I've been using 1Password as my password management solution for both the Mac and all my iOS devices for many years. For those of you that are not familiar with 1Password, it is a simple and secure way to store and manage not only passwords but just about any kind of personal or sensitive data (medical information, social security numbers, bank account routing numbers, software keys, the list goes on and on...).
1Password version 4.4 for Mac was recently released and one of the great new features is something called Watchtower. Here is a excerpt right from the Agile Bits Blog describing the new feature:
Watchtower is a new component of 1Password’s popular Security Audit feature, which shows you items with weak passwords, duplicate passwords, and other handy info to help you decide which Logins to update.

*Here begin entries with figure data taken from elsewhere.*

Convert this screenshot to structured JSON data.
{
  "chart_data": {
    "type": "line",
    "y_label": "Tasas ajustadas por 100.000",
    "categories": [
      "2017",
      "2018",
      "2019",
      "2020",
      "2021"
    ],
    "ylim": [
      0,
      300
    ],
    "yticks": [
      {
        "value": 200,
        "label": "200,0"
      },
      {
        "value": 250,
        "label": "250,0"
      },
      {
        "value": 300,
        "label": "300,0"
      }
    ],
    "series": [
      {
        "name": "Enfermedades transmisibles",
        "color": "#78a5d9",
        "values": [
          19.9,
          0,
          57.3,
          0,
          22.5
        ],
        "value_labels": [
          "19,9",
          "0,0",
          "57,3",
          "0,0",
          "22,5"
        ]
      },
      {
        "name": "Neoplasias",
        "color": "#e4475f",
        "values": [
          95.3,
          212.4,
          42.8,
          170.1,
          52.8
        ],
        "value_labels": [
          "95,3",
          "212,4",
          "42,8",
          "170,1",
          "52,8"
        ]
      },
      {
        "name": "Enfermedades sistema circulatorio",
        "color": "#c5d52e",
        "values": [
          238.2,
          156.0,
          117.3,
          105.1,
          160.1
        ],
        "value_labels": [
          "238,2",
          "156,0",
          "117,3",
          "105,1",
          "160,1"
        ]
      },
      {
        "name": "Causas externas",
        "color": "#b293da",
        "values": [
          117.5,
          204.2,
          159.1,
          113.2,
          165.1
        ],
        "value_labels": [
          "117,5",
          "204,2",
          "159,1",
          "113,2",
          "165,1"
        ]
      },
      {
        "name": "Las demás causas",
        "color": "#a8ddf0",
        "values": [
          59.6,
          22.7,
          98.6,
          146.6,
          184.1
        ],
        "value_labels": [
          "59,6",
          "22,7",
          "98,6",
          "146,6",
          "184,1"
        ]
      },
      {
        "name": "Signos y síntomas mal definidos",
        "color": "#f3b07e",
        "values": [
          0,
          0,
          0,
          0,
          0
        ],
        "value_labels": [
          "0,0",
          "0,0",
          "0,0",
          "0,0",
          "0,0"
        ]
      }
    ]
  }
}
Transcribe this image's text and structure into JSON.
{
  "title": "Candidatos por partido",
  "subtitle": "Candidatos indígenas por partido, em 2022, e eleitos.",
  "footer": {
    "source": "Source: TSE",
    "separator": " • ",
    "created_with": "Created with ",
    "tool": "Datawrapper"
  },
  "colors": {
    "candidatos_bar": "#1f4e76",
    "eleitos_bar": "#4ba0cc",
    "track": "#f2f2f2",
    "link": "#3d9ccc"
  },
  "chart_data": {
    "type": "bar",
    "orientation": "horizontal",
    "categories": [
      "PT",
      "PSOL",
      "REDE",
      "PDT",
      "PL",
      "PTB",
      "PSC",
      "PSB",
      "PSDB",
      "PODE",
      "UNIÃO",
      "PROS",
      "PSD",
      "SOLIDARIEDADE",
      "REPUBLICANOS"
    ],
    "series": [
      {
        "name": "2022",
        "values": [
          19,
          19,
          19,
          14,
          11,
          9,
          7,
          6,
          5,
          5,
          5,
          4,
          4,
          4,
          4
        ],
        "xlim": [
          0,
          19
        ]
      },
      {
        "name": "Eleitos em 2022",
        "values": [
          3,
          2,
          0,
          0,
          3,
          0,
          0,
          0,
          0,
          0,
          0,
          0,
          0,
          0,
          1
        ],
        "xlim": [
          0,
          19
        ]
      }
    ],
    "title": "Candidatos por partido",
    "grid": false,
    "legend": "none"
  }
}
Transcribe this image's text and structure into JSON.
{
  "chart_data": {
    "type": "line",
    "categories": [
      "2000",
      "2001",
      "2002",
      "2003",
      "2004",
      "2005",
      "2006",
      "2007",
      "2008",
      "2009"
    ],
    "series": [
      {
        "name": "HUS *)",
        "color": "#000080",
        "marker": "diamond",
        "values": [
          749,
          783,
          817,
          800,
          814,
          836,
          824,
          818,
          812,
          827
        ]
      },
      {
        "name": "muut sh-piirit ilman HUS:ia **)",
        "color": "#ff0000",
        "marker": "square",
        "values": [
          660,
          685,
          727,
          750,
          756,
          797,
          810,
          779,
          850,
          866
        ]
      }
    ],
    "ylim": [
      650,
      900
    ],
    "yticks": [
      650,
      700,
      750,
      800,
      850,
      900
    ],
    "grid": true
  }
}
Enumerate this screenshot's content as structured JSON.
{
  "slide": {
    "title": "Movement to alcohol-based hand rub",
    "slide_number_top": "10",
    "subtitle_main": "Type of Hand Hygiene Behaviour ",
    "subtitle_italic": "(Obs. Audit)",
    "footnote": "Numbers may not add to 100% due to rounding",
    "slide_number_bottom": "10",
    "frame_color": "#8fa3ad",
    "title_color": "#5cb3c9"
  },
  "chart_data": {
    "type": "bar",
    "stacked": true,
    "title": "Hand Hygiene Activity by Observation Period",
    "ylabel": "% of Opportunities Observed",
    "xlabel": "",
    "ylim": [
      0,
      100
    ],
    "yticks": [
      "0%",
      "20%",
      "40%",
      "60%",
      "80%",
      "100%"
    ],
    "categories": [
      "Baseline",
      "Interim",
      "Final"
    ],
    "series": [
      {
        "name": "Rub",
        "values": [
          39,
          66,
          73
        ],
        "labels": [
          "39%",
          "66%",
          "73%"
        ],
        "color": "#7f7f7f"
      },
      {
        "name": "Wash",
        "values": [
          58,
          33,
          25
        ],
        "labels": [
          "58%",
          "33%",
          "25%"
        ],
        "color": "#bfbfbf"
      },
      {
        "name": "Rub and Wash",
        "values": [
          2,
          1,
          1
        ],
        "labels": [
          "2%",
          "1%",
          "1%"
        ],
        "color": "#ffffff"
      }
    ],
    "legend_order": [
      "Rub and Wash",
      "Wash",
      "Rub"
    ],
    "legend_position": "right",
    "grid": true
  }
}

Now built into 1Password, Watchtower lists all vulnerable Logins in a single place and even sorts them by status, such as “Avoid”—for sites that have not yet patched their vulnerability—and “Change Password” for sites that have updated and it is now safe (and prudent) to change your passwords.
This is a great new feature and I am looking forward to using it as a way to keep my most sensitive login accounts as safe as possible. However, the implementation of this feature just got me into a bit of trouble. Luckily I was able to spot what was going on and fix it before it caused any real damage. The problem I encountered was that when I was updating the first vulnerability listed in the Watchtower list I performed the following steps:
- Navigated to the website
- Logged in with my current username and password
- Navigated to the "change password" section of the website
- Was prompted to enter my current password and I did, by cutting and pasting it from my 1Password login
- Was prompted to enter a new password, so I selected the "password generator" button within 1Password to generate a new password
- I then hit the "save" button in 1Password to save the password I just generated to my login item
Here is where the process broke down for me. As soon as you hit save in 1Password, since you have just updated the password, Watchtower now no longer sees this login as a vulnerability and it disappears from the Watchtower list! I didn't realize it had done this and I wasn't happy with the strength of the password that the site was showing for the new password I had just generated, so I went back to my 1Password login item to generate a stronger password. I didn't notice that the 1Password item I was now editing was no longer that of the website I was currently editing in my web browser (because I had saved the updated password and it was removed from the Watchtower list) I was now editing the next login item in the Watchtower list.
This is just a warning for other 1Password users out there to pay very close attention when using Watchtower to help you update your login passwords. I wish 1Password would just leave the saved and updated login item in the Watchtower list (at least until you exit Watchtower and come back into it) and maybe just change the color of the text indicating that is now no longer a vulnerability. When working with a list of items like this in Watchtower I find it to be bad practice to change the list by removing the item from the list while the user is actively using the list. Change the status of the item in the list but don't remove it from the list. I have encountered the same issues when using the security audit feature in 1Password as well. After you make a change and save it you often want to go back into the item but the item is no longer listed. Now you have to leave the feature and go searching.
Agile bits is a great company and this certainly won't stop me from using what I believe to be the best password management solution on the planet. I'll submit this as a suggestion as a possible improvement for their next update. In the mean time, if you are using one of these features be aware of how the list is dynamically updated as you update each login item so you don't make the same mistake I did.